Our take: The direction is the right one, as the whole set of measures, if implemented, would tackle several vulnerabilities of the Italian labor market. As for the changes in the regulation of apprenticeships and fixed-term contracts, we like the measure to make it easier for firms to offer apprenticeships, as this type of contract can really represent the most appropriate tool to match supply and demand of labor, particularly for the youngest. We also think that the new regulation would restore, and rightly so, some of the flexibility that was eliminated by the Fornero reform. However, we would have preferred to see this change going hand in hand with the immediate introduction of the single open-ended contract (SEC) as the main entry contract. The SEC has always been one of the key features of Renzi Job’s acts, but it looks as if the government’s commitment to implement it is now a little bit less strong than it was before. Last but not least, the idea of strengthening the unemployment benefit system and of introducing a minimum guaranteed wage has several positive aspects, particularly in the current environment in which poverty is spreading fast. 

These measures will be effective in lifting economic growth but cutting significantly the tax wedge in the component related to taxes levied on the employer would be a much more effective: UniCredit thinks that these measures to revamp economic activity, particularly the cut in the component of the tax wedge related to the taxes levied on employees as well as the repayment of the public administration arrears, will be effective in lifting economic growth somewhat. Nevertheless, cutting significantly the tax wedge in the component related to taxes and contributions levied on the employer would be a much more effective way of tackling Italy’s structural problem of excessive unit labor cost growth.

Renzi has proven he is willing to take risks, but in doing so, he has, of course, made enemies: In less than two months, Renzi went from being mayor of Florence to leader of the Democratic Party to prime minister. In doing so, it seems, he has swept away the old guard of the Democratic Party. His objective now is to transform Italy’s political infrastructure and institutions. While inexperienced, Renzi has proven he is willing to take risks that previous generations of Italian politicians have refused even to take into consideration. As a consequence, he has begun much-needed reforms to the labor market, electoral law, the political bureaucracy, and the tax system. In doing so, he has, of course, made enemies among the old political elite and the Italian establishment. For now, however, Renzi seems to be enjoying a honeymoon period with the Italian public. Recent opinion polls show that 69% of the population views his 100-day plan favorably.
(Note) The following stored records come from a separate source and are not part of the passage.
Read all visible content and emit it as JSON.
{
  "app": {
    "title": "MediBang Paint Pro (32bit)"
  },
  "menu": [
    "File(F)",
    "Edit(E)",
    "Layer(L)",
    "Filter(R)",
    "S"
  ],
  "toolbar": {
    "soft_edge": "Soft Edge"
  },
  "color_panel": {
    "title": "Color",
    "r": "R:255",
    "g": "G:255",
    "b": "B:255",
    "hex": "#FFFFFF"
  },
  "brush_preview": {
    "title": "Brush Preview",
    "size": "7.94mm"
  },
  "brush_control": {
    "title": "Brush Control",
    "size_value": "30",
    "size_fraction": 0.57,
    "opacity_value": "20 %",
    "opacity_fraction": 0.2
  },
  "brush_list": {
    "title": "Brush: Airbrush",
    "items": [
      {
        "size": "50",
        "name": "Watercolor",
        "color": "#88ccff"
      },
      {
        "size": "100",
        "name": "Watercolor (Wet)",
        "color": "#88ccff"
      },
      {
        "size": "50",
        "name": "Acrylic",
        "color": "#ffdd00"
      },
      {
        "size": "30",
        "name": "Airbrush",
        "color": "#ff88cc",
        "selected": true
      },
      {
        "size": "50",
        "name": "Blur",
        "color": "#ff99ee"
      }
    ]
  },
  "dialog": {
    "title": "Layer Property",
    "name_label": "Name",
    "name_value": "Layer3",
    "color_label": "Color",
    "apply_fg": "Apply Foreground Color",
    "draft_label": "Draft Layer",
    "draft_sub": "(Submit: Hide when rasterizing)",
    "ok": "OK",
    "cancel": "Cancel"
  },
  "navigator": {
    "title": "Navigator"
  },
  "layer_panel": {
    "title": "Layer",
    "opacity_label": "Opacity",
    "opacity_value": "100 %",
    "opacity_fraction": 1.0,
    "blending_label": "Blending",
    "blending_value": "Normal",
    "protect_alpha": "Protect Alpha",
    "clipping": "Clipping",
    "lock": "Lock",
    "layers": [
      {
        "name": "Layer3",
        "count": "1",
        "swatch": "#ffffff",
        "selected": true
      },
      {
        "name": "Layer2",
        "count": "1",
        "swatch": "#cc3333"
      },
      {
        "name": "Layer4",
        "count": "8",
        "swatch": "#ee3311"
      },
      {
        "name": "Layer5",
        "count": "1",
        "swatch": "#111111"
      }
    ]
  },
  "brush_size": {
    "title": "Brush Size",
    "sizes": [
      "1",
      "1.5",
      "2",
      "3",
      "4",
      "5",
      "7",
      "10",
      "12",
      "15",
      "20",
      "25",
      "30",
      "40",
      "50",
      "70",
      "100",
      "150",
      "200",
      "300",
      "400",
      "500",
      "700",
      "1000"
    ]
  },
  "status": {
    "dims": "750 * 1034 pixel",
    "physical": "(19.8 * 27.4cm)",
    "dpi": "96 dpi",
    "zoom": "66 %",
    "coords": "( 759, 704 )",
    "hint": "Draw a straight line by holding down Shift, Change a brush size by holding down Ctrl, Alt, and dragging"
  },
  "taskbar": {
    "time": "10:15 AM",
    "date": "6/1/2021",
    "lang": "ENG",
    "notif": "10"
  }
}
Can Renzi succeed? Despite the reforms he wants to put in place will face the many informal veto players which in Italy have always tended to preserve their own interests, if the Italian public perceives that the reforms will more or less benefit the majority of the population, his honeymoon is likely to continue. Renzi knows its government must be fast, both because the reforms are very far reaching and also because as he used to say, he and his government are on a bike: if they stop biking, they fall. But if they bike fast, they will be able to keep the necessary balance to reach the destination.